Current (bad) output: Three separate LLM calls, each taking ~1 second and costing tokens. All three get slightly different phrasings of the same answer.
Expected (good) output: The first query calls the LLM and caches the response. The second and third queries are recognized as semantically similar (cosine similarity > 0.95), so the cached response is returned in under 10ms with zero token cost. Output shows: "[CACHE HIT — 0.003s] Our return policy allows…"
Example 2
User input sequence: "Do you offer free shipping?" → "Is shipping free?" → "Do you ship for free?"
Current (bad) output: Three LLM calls for what is essentially the same question.

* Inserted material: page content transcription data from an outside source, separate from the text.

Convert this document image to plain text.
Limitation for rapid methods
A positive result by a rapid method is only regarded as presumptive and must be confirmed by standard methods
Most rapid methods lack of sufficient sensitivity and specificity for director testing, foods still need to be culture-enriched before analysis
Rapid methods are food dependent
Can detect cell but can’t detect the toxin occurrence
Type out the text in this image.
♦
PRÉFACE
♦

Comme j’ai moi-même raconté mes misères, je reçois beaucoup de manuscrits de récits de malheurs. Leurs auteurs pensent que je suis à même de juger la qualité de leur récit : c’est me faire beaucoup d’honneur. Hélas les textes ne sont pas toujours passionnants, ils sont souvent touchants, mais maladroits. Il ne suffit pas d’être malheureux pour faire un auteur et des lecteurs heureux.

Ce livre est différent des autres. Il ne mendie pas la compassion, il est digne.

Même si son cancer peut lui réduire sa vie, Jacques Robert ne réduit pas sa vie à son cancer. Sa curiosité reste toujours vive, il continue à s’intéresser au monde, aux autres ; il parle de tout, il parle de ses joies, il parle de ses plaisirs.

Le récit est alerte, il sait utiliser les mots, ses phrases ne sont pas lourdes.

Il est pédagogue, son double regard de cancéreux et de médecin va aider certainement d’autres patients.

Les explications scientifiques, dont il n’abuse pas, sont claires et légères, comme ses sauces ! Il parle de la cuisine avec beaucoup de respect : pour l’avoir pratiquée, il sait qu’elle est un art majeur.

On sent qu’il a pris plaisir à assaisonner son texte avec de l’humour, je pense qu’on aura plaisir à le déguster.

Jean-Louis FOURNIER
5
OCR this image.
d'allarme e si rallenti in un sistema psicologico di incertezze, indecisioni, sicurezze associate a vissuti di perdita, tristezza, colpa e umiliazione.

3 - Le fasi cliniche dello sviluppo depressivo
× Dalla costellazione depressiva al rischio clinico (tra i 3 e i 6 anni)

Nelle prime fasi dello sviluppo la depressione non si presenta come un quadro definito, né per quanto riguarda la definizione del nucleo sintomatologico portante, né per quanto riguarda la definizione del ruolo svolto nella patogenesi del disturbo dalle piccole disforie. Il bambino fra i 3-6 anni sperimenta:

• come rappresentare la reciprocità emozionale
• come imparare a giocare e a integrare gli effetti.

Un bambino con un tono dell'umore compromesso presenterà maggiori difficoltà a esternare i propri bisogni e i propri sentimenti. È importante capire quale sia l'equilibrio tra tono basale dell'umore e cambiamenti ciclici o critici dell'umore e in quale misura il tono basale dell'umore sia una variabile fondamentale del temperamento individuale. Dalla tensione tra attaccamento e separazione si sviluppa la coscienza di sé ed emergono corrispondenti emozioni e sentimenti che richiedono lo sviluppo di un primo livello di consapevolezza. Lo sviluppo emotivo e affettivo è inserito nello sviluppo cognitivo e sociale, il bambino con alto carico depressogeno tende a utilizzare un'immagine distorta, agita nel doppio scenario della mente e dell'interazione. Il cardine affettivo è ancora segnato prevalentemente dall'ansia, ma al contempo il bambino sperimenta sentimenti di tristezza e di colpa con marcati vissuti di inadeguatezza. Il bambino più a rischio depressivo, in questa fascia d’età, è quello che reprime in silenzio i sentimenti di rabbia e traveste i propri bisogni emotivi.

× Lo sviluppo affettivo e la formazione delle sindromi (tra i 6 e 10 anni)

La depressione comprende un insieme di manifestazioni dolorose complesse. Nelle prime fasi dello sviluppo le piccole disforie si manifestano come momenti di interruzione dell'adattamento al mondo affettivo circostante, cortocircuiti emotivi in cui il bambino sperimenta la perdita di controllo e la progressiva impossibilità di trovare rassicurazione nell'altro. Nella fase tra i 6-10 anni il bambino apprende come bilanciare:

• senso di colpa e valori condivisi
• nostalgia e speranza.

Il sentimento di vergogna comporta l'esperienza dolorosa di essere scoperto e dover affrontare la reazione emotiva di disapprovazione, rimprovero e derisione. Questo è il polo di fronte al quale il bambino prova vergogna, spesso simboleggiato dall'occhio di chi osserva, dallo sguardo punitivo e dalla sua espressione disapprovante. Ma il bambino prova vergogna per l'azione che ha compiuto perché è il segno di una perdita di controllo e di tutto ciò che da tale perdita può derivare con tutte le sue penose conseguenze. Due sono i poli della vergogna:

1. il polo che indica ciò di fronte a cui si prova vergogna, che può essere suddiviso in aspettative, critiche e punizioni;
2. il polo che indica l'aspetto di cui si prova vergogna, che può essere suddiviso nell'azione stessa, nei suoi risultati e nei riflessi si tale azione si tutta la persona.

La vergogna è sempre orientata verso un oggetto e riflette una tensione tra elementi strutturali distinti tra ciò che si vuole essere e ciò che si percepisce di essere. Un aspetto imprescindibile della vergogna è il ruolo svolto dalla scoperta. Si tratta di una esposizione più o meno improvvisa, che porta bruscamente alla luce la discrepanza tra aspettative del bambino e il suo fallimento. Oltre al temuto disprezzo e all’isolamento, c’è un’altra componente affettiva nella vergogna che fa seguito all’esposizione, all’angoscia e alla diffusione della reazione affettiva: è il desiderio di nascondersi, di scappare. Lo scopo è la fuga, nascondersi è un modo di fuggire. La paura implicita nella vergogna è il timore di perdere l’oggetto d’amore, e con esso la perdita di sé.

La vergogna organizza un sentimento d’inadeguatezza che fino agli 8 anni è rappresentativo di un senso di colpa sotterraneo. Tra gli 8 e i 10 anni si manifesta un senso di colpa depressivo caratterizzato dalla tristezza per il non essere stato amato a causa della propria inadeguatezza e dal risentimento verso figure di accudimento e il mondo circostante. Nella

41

Expected (good) output: One LLM call, two cache hits. The response time drops from ~1s to under 10ms for cached answers. Total cost is roughly 1/3 of the original.
Your Task
Modify the starter code so that:
- A semantic cache stores query-response pairs indexed by query embeddings.
- New queries are compared against cached queries using cosine similarity.
- Queries above a similarity threshold return the cached response without calling the LLM.
- The cache has a configurable max size or TTL to prevent unbounded growth.
Evaluation
Submissions are checked for the following:
- Cache hit on similar queries: Semantically similar queries return cached responses without calling the LLM.
- Faster on cache hit: Cache hits are significantly faster than LLM calls.
- Zero token cost on hit: Cached responses incur no LLM token cost.
- Bounded cache size: The cache has a configurable TTL or max size to prevent unbounded growth.